Figure 1: Number of Announced Spin-Offs
Source: Bloomberg

A recent example of activist shareholders advocating for a spin-off is the call by Third Point for Royal Dutch Shell to be split up. In a letter to its investors, Third Point writes that Royal Dutch Shell’s share price had delivered an annualised return of 3% over the past two decades with decreasing returns on invested capital. They argue that shareholder value would be unlocked if the company was split into a standalone legacy “dirty” energy business and an LNG / Renewables “clean” business. Often on an Excel spreadsheet, a sum-of-the-parts calculation makes a separation look like a no brainer. However, one must also think of the practicalities around splitting up a company. Value creation may not necessarily be guaranteed.

A spin-off gives the parent / spinco the opportunity to take advantage of prevailing peer multiples which may be attractive at that time. Altron is a recent local example of taking advantage of attractive peer multiples. At the stage of unbundling its UK business (Bytes), Altron had traded at an average of 10x forward Price Earnings (PE) multiple over the preceding five years. On the other hand, Bytes’ listed peer, Softcat, was trading on a forward PE multiple of 35x. The Bytes unbundling and separate listing resulted in Bytes eventually attracting a 35x PE multiple and creating more than 100% of total returns in less than one year.

A spin-off is also a chance to eliminate a holding company discount that a division may be attracting. Furthermore, investors get direct access to a particular asset and can make the decision if they don’t want to be invested in a certain type of business. Anglo American recently spun out its thermal coal business which has given investors the option of whether they want exposure to what is usually viewed as a “dirty” business from an ESG perspective.

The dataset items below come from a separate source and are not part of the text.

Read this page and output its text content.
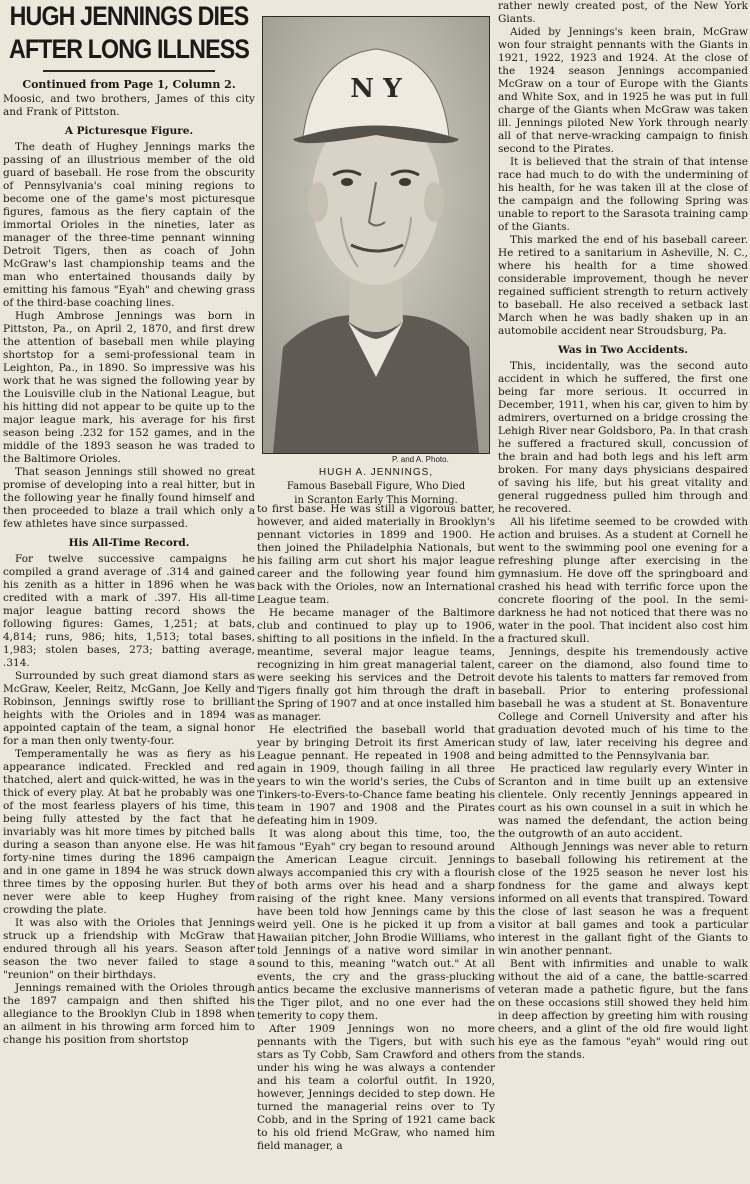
HUGH JENNINGS DIES
AFTER LONG ILLNESS
Continued from Page 1, Column 2.

Moosic, and two brothers, James of this city and Frank of Pittston.

A Picturesque Figure.

The death of Hughey Jennings marks the passing of an illustrious member of the old guard of baseball. He rose from the obscurity of Pennsylvania's coal mining regions to become one of the game's most picturesque figures, famous as the fiery captain of the immortal Orioles in the nineties, later as manager of the three-time pennant winning Detroit Tigers, then as coach of John McGraw's last championship teams and the man who entertained thousands daily by emitting his famous "Eyah" and chewing grass of the third-base coaching lines.

Hugh Ambrose Jennings was born in Pittston, Pa., on April 2, 1870, and first drew the attention of baseball men while playing shortstop for a semi-professional team in Leighton, Pa., in 1890. So impressive was his work that he was signed the following year by the Louisville club in the National League, but his hitting did not appear to be quite up to the major league mark, his average for his first season being .232 for 152 games, and in the middle of the 1893 season he was traded to the Baltimore Orioles.

That season Jennings still showed no great promise of developing into a real hitter, but in the following year he finally found himself and then proceeded to blaze a trail which only a few athletes have since surpassed.

His All-Time Record.

For twelve successive campaigns he compiled a grand average of .314 and gained his zenith as a hitter in 1896 when he was credited with a mark of .397. His all-time major league batting record shows the following figures: Games, 1,251; at bats, 4,814; runs, 986; hits, 1,513; total bases, 1,983; stolen bases, 273; batting average, .314.

Surrounded by such great diamond stars as McGraw, Keeler, Reitz, McGann, Joe Kelly and Robinson, Jennings swiftly rose to brilliant heights with the Orioles and in 1894 was appointed captain of the team, a signal honor for a man then only twenty-four.

Temperamentally he was as fiery as his appearance indicated. Freckled and red thatched, alert and quick-witted, he was in the thick of every play. At bat he probably was one of the most fearless players of his time, this being fully attested by the fact that he invariably was hit more times by pitched balls during a season than anyone else. He was hit forty-nine times during the 1896 campaign and in one game in 1894 he was struck down three times by the opposing hurler. But they never were able to keep Hughey from crowding the plate.

It was also with the Orioles that Jennings struck up a friendship with McGraw that endured through all his years. Season after season the two never failed to stage a "reunion" on their birthdays.

Jennings remained with the Orioles through the 1897 campaign and then shifted his allegiance to the Brooklyn Club in 1898 when an ailment in his throwing arm forced him to change his position from shortstop

N Y
P. and A. Photo.
HUGH A. JENNINGS,
Famous Baseball Figure, Who Died
in Scranton Early This Morning.

to first base. He was still a vigorous batter, however, and aided materially in Brooklyn's pennant victories in 1899 and 1900. He then joined the Philadelphia Nationals, but his failing arm cut short his major league career and the following year found him back with the Orioles, now an International League team.

He became manager of the Baltimore club and continued to play up to 1906, shifting to all positions in the infield. In the meantime, several major league teams, recognizing in him great managerial talent, were seeking his services and the Detroit Tigers finally got him through the draft in the Spring of 1907 and at once installed him as manager.

He electrified the baseball world that year by bringing Detroit its first American League pennant. He repeated in 1908 and again in 1909, though failing in all three years to win the world's series, the Cubs of Tinkers-to-Evers-to-Chance fame beating his team in 1907 and 1908 and the Pirates defeating him in 1909.

It was along about this time, too, the famous "Eyah" cry began to resound around the American League circuit. Jennings always accompanied this cry with a flourish of both arms over his head and a sharp raising of the right knee. Many versions have been told how Jennings came by this weird yell. One is he picked it up from a Hawaiian pitcher, John Brodie Williams, who told Jennings of a native word similar in sound to this, meaning "watch out." At all events, the cry and the grass-plucking antics became the exclusive mannerisms of the Tiger pilot, and no one ever had the temerity to copy them.

After 1909 Jennings won no more pennants with the Tigers, but with such stars as Ty Cobb, Sam Crawford and others under his wing he was always a contender and his team a colorful outfit. In 1920, however, Jennings decided to step down. He turned the managerial reins over to Ty Cobb, and in the Spring of 1921 came back to his old friend McGraw, who named him field manager, a

rather newly created post, of the New York Giants.

Aided by Jennings's keen brain, McGraw won four straight pennants with the Giants in 1921, 1922, 1923 and 1924. At the close of the 1924 season Jennings accompanied McGraw on a tour of Europe with the Giants and White Sox, and in 1925 he was put in full charge of the Giants when McGraw was taken ill. Jennings piloted New York through nearly all of that nerve-wracking campaign to finish second to the Pirates.

It is believed that the strain of that intense race had much to do with the undermining of his health, for he was taken ill at the close of the campaign and the following Spring was unable to report to the Sarasota training camp of the Giants.

This marked the end of his baseball career. He retired to a sanitarium in Asheville, N. C., where his health for a time showed considerable improvement, though he never regained sufficient strength to return actively to baseball. He also received a setback last March when he was badly shaken up in an automobile accident near Stroudsburg, Pa.

Was in Two Accidents.

This, incidentally, was the second auto accident in which he suffered, the first one being far more serious. It occurred in December, 1911, when his car, given to him by admirers, overturned on a bridge crossing the Lehigh River near Goldsboro, Pa. In that crash he suffered a fractured skull, concussion of the brain and had both legs and his left arm broken. For many days physicians despaired of saving his life, but his great vitality and general ruggedness pulled him through and he recovered.

All his lifetime seemed to be crowded with action and bruises. As a student at Cornell he went to the swimming pool one evening for a refreshing plunge after exercising in the gymnasium. He dove off the springboard and crashed his head with terrific force upon the concrete flooring of the pool. In the semi-darkness he had not noticed that there was no water in the pool. That incident also cost him a fractured skull.

Jennings, despite his tremendously active career on the diamond, also found time to devote his talents to matters far removed from baseball. Prior to entering professional baseball he was a student at St. Bonaventure College and Cornell University and after his graduation devoted much of his time to the study of law, later receiving his degree and being admitted to the Pennsylvania bar.

He practiced law regularly every Winter in Scranton and in time built up an extensive clientele. Only recently Jennings appeared in court as his own counsel in a suit in which he was named the defendant, the action being the outgrowth of an auto accident.

Although Jennings was never able to return to baseball following his retirement at the close of the 1925 season he never lost his fondness for the game and always kept informed on all events that transpired. Toward the close of last season he was a frequent visitor at ball games and took a particular interest in the gallant fight of the Giants to win another pennant.

Bent with infirmities and unable to walk without the aid of a cane, the battle-scarred veteran made a pathetic figure, but the fans on these occasions still showed they held him in deep affection by greeting him with rousing cheers, and a glint of the old fire would light his eye as the famous "eyah" would ring out from the stands.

International Paper spun out its publishing paper business so that investors can choose if they want exposure to the graphic paper business, which is an industry in structural decline.

There can also be operational benefits of spin-offs. Once spun off, the parent and spinco are nimbler and can have a focused strategy. As an example, Continental took the strategic decision to spin-off its powertrain business and list it as Vitesco. One of the key rationales for the spin-off was that Vitesco will now have the autonomy to enable it to focus entirely on the shift towards electric mobility.

The one drawback of a spin-off is that it may result in the creation of one or more subscale businesses that institutional investors may not be able to invest in due to the exclusion of the spinco from key indices. If spun out by way of unbundling to shareholders, this could result in investors receiving shares that institutional investors may not be able to hold, and this may lead to selling pressure on the parent / spinco’s shares. Imperial unbundled its automotive business, Motus, to shareholders in order to create value in late 2018. However, the market capitalisation pre-unbundling of R34bn is still higher than the current R32bn (even post a take-out of Imperial by DP World). This can be attributed to the unbundling creating two smaller companies that fell out of key indices, and thus certain institutional investors were unable to remain invested.

In conclusion, a spin-off has the potential to create significant value for shareholders, however, investors should keep in mind that not all spin-offs are created equal. Consideration must be given to a wide variety of factors beyond the sum-of-the-parts calculation on an Excel spreadsheet.